CRTC uses anti-spam powers to take down Toronto-based malware server
The CRTC has issued its first warrant under new anti-spam legislation to take down a malware server. (Pressmaster/shutterstock.com)
The Canadian Press
Published Thursday, December 3, 2015 6:57PM EST
TORONTO -- The CRTC has issued its first warrant under the federal government's anti-spam legislation to take down a Toronto-based malware server in an attempt to disrupt an international network of infected computers.
The move was part of a co-ordinated effort between Canadian authorities, overseas law enforcement including Interpol and the U.S. Federal Bureau of Investigation, and Microsoft Corp.
The CRTC said the Toronto server acted as a command-and-control point for the Win32/Dorkbot malware, a family of related computer worms that spread through USB keys and instant messenging services and can steal usernames and passwords by watching your online activity.
A computer infected with Dorkbot can also download other malware and compromise a system further.

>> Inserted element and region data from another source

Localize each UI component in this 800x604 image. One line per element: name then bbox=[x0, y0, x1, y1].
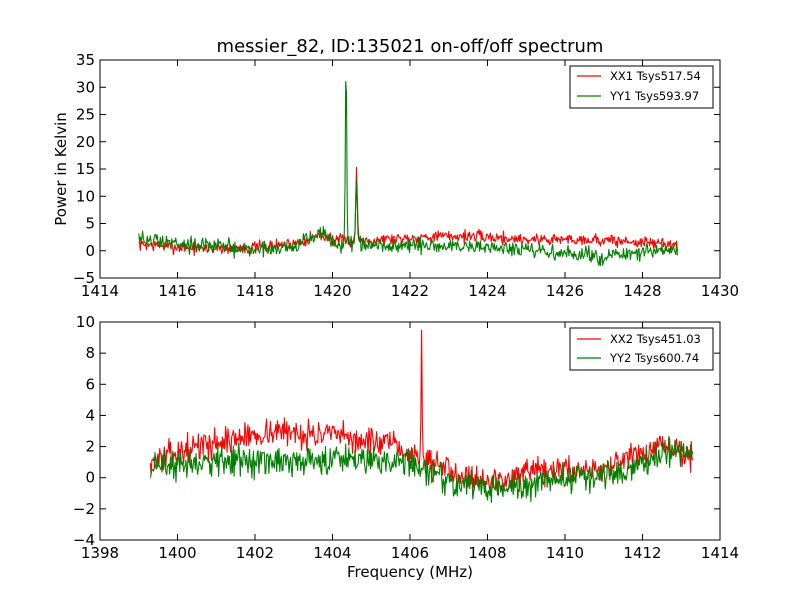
top-y-tick-label: −5 bbox=[73, 269, 95, 287]
top-legend-box bbox=[569, 65, 714, 109]
top-legend: XX1 Tsys517.54 YY1 Tsys593.97 bbox=[569, 65, 714, 109]
bottom-y-tick-label: 6 bbox=[85, 375, 95, 393]
bottom-x-tick-label: 1402 bbox=[236, 544, 274, 562]
bottom-series-line-2 bbox=[149, 435, 694, 504]
top-x-tick-label: 1424 bbox=[468, 282, 506, 300]
top-y-tick-label: 0 bbox=[85, 242, 95, 260]
top-y-tick-label: 30 bbox=[76, 78, 95, 96]
top-x-tick-label: 1416 bbox=[158, 282, 196, 300]
top-x-tick-label: 1422 bbox=[391, 282, 429, 300]
bottom-x-tick-label: 1414 bbox=[701, 544, 739, 562]
bottom-series-line-1 bbox=[149, 329, 694, 493]
top-axis-ticks: 1414 1416 1418 1420 1422 1424 1426 1428 1430 35 30… bbox=[73, 51, 739, 300]
top-chart-title: messier_82, ID:135021 on-off/off spectru… bbox=[217, 36, 604, 57]
bottom-legend-box bbox=[569, 327, 714, 371]
top-y-tick-label: 5 bbox=[85, 215, 95, 233]
top-x-tick-label: 1428 bbox=[623, 282, 661, 300]
bottom-y-tick-label: −4 bbox=[73, 531, 95, 549]
bottom-x-tick-label: 1410 bbox=[546, 544, 584, 562]
top-x-tick-label: 1420 bbox=[313, 282, 351, 300]
bottom-x-tick-label: 1406 bbox=[391, 544, 429, 562]
top-panel: messier_82, ID:135021 on-off/off spectru… bbox=[52, 36, 739, 300]
bottom-x-axis-label: Frequency (MHz) bbox=[347, 563, 473, 581]
top-series-group bbox=[138, 81, 678, 267]
bottom-legend: XX2 Tsys451.03 YY2 Tsys600.74 bbox=[569, 327, 714, 371]
top-y-tick-label: 25 bbox=[76, 106, 95, 124]
top-legend-label-xx1: XX1 Tsys517.54 bbox=[610, 69, 701, 83]
bottom-axis-ticks: 1398 1400 1402 1404 1406 1408 1410 1412 1414 10 8 6… bbox=[73, 313, 739, 562]
top-x-tick-label: 1426 bbox=[546, 282, 584, 300]
bottom-x-tick-label: 1398 bbox=[81, 544, 119, 562]
bottom-x-tick-label: 1408 bbox=[468, 544, 506, 562]
bottom-x-tick-label: 1400 bbox=[158, 544, 196, 562]
bottom-y-tick-label: 2 bbox=[85, 438, 95, 456]
bottom-y-tick-label: 10 bbox=[76, 313, 95, 331]
bottom-y-tick-label: −2 bbox=[73, 500, 95, 518]
top-x-tick-label: 1418 bbox=[236, 282, 274, 300]
top-y-tick-label: 15 bbox=[76, 160, 95, 178]
bottom-y-tick-label: 8 bbox=[85, 344, 95, 362]
bottom-legend-label-xx2: XX2 Tsys451.03 bbox=[610, 332, 701, 346]
bottom-legend-label-yy2: YY2 Tsys600.74 bbox=[609, 351, 699, 365]
top-y-tick-label: 20 bbox=[76, 133, 95, 151]
bottom-series-group bbox=[149, 329, 694, 504]
bottom-y-tick-label: 4 bbox=[85, 406, 95, 424]
bottom-x-tick-label: 1412 bbox=[623, 544, 661, 562]
top-series-line-2 bbox=[138, 81, 678, 267]
bottom-x-tick-label: 1404 bbox=[313, 544, 351, 562]
top-x-tick-label: 1430 bbox=[701, 282, 739, 300]
top-y-tick-label: 10 bbox=[76, 187, 95, 205]
bottom-y-tick-label: 0 bbox=[85, 469, 95, 487]
top-x-tick-label: 1414 bbox=[81, 282, 119, 300]
top-legend-label-yy1: YY1 Tsys593.97 bbox=[609, 89, 699, 103]
bottom-panel: 1398 1400 1402 1404 1406 1408 1410 1412 1414 10 8 6… bbox=[73, 313, 739, 581]
top-y-axis-label: Power in Kelvin bbox=[52, 112, 70, 226]
top-y-tick-label: 35 bbox=[76, 51, 95, 69]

Canada's telecoms regulator gained new powers over the Internet when Ottawa's anti-spam legislation came into effect in July 2014.
This is the first time the CRTC has used those powers to take down a server distributing malware on the Internet.
The agency said it would not name the individuals or companies under investigation in relation to the warrant, and that the RCMP assisted in serving the warrant.
A command-and-control server allows remote access and control of infected PCs, potentially exposing personal data such as financial information.
"These are very egregious botnets that are used for illicit activities and can lead to identity theft and fraud," CRTC chief compliance and enforcement officer Manon Bombardier said in a news release late Thursday.
Botnets, groups of computers infected with malicious code and controlled by a central user, can also be synchronized to perform so-called distributed denial of service attacks that overwhelm an Internet server by flooding it with requests.
One such attack took down federal government email systems and the websites of several major departments in June.
Microsoft says on its website that the latest versions of its security software, including Windows Defender and Microsoft Security Essentials, can protect your machine from the Dorkbot malware as well as detect and remove it.